After the release of your last documentary “Basque Country and Freedom”, associations of ETA victims accused the film of being pro-ETA * propaganda, do you fear the same outcry?

Thomas Lacoste: No, no, no. One expects more from a well-understood intelligence. That is to say that indeed, for conflicts to be resolved, the stories on both sides must be heard. And it seems to me shouting today that in the public space, whether it is Spanish or French, this voice of its activists from Abertzale is today and too silent. And it seems important to me to make it heard and to show how they too have embarked on the democratic path and to underline this trajectory.

Don’t you have a romantic vision of the organization?

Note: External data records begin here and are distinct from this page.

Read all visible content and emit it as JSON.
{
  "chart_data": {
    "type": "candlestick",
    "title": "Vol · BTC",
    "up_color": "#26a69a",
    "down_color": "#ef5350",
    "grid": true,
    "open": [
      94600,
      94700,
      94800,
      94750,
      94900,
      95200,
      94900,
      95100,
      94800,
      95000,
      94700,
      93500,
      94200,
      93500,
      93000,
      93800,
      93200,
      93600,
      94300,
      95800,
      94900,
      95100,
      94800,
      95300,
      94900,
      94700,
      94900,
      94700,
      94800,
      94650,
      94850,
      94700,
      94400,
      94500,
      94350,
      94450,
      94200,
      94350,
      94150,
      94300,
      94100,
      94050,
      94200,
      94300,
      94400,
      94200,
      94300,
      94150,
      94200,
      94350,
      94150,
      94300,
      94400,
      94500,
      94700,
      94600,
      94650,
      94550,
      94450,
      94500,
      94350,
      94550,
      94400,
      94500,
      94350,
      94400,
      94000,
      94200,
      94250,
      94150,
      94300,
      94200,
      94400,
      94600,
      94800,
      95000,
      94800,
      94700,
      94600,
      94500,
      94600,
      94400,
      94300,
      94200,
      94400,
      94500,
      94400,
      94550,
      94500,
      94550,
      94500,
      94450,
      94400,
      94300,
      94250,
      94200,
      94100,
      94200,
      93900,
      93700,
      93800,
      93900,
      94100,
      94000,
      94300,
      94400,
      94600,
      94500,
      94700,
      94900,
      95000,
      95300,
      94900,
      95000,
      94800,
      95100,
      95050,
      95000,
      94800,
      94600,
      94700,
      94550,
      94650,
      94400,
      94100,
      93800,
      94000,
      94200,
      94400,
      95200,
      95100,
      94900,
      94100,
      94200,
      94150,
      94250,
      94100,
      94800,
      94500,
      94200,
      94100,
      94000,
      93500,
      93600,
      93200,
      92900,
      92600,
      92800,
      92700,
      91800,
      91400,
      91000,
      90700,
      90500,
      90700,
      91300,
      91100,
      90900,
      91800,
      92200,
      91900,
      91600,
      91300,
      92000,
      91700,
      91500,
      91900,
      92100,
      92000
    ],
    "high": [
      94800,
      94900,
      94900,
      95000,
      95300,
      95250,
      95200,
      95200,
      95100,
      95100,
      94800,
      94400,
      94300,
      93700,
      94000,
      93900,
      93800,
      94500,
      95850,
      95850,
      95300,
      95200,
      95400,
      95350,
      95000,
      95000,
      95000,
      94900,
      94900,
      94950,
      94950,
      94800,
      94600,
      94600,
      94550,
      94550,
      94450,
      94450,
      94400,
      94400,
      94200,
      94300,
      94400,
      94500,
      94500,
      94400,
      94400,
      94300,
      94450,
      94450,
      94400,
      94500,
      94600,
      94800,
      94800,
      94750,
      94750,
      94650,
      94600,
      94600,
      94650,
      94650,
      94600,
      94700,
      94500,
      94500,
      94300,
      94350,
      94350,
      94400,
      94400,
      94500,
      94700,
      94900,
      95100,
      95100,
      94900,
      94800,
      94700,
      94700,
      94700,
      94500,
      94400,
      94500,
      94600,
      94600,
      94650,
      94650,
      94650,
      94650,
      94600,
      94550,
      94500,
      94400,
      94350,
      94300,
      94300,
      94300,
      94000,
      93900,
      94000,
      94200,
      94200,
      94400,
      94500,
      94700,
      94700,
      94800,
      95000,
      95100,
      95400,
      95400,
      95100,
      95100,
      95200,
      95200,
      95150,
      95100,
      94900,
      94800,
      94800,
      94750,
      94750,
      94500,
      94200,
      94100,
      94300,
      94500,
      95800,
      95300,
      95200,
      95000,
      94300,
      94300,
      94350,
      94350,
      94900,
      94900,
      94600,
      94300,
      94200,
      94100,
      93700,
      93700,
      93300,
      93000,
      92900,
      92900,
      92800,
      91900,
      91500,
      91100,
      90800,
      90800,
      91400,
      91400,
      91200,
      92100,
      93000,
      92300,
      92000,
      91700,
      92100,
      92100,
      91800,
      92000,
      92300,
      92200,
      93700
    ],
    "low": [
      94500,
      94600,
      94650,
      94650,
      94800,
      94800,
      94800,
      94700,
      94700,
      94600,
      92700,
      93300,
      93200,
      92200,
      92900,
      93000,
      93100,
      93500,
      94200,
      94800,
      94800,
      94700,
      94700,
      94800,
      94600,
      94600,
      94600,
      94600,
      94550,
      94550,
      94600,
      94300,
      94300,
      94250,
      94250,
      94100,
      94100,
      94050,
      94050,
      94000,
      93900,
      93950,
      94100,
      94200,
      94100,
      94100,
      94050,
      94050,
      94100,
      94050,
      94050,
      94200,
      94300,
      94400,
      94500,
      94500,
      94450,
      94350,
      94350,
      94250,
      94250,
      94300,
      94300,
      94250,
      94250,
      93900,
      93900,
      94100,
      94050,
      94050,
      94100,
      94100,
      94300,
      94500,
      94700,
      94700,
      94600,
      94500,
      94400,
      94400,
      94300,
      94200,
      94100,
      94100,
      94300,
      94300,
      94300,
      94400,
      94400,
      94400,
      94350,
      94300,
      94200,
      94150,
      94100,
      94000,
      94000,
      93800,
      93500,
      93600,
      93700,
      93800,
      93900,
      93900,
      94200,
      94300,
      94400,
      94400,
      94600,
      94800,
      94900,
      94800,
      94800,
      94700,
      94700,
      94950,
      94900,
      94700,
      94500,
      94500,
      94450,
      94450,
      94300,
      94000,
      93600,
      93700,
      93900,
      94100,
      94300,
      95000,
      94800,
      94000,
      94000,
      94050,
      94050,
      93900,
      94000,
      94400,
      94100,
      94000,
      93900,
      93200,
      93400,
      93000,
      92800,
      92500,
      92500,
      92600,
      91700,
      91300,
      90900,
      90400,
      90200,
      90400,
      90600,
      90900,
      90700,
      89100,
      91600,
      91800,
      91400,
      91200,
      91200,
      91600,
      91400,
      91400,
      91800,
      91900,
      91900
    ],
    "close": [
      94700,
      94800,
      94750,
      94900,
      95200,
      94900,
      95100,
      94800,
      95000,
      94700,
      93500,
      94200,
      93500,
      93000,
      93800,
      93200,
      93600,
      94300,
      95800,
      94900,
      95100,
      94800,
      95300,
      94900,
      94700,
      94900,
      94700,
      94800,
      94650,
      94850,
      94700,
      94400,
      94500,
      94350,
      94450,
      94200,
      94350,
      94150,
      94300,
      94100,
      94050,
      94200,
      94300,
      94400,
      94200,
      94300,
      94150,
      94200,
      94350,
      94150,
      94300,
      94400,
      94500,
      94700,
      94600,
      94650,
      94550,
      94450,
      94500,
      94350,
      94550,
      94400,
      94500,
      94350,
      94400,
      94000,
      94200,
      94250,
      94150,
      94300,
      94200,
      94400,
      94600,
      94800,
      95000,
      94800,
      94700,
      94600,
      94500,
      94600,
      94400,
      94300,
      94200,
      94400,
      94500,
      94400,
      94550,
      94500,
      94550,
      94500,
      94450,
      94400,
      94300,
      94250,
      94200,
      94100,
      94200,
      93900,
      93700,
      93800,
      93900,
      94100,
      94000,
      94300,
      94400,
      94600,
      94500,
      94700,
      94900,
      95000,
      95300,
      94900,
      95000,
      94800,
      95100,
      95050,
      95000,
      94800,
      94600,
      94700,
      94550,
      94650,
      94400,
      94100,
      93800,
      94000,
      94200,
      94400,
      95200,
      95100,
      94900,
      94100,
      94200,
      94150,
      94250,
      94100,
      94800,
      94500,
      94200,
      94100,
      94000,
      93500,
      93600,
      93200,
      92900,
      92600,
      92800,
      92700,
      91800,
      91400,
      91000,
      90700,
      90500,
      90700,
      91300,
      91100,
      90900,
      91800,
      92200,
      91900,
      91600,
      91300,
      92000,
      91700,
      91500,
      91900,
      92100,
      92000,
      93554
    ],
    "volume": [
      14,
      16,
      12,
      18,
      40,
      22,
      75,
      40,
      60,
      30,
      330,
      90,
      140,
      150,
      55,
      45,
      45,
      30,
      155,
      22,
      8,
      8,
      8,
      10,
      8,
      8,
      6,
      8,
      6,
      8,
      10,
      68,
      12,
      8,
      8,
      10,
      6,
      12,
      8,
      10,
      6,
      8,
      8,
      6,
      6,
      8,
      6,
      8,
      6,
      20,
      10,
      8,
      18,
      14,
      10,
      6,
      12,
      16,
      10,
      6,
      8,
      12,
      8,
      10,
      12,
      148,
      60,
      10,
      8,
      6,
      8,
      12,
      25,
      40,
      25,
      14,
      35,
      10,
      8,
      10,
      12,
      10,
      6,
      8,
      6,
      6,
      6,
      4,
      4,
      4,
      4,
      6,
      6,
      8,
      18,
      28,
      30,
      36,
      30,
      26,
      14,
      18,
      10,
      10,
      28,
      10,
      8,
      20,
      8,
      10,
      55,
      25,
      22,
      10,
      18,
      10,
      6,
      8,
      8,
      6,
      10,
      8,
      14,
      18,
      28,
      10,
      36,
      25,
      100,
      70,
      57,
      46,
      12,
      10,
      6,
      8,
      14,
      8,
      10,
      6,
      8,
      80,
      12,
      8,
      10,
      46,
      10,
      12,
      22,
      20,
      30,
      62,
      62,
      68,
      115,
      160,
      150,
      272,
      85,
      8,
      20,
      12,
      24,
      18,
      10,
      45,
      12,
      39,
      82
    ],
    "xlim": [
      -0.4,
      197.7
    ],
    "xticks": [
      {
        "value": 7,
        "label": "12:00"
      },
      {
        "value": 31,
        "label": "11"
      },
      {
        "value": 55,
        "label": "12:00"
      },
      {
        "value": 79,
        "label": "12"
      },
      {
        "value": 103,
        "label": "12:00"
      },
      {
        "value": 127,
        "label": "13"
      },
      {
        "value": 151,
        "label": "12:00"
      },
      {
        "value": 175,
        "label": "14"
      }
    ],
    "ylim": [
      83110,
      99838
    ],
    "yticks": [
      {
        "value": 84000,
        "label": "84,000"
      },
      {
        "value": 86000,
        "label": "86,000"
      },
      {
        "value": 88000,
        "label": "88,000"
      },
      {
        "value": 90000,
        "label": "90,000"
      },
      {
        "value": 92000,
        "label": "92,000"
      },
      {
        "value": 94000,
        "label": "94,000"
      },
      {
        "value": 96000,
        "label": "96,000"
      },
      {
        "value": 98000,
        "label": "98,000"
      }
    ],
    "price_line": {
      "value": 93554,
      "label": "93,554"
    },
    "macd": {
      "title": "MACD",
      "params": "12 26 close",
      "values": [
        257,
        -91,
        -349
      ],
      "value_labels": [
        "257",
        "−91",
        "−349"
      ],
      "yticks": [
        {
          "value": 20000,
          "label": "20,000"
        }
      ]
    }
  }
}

Thomas Lacoste: Our desire was to give back part of the memory to the Basque population which for me was not treated, at least outside the territory, and I think that we need to think of the peace of two support of two legs and for the children of this country to be able to walk correctly we need these two legs and it seemed important to me to make heard this voice of the abertzale left which, for me, was until now in any case outside quite invisible Basque territory. I don’t see any romanticism in that. No, it is rather to welcome this democratic and polysemous hypothesis. For us, it is both a hypothesis in the face of a dictatorial regime represented by Franco’s, to think of the emancipation of a people, it was also in the face of a conservative nationalism to think of new forms of emancipation that were structured with the foundations of abertzalism, it is also to salute the capacity for a change of scene when, indeed, caught in the violence of a politico-military scene, an organization decides to choose a single political scene and or even faced with an island of very internationalized liberalism, to think of extremely strong forms of collective cooperation locally. And all this for me, represents the ground of this democratic hypothesis which seems to me a ground which seems to me extremely fertile on this territory.e.

* Thomas Lacoste had also lodged a complaint for defamation against his accusers. The case is ongoing.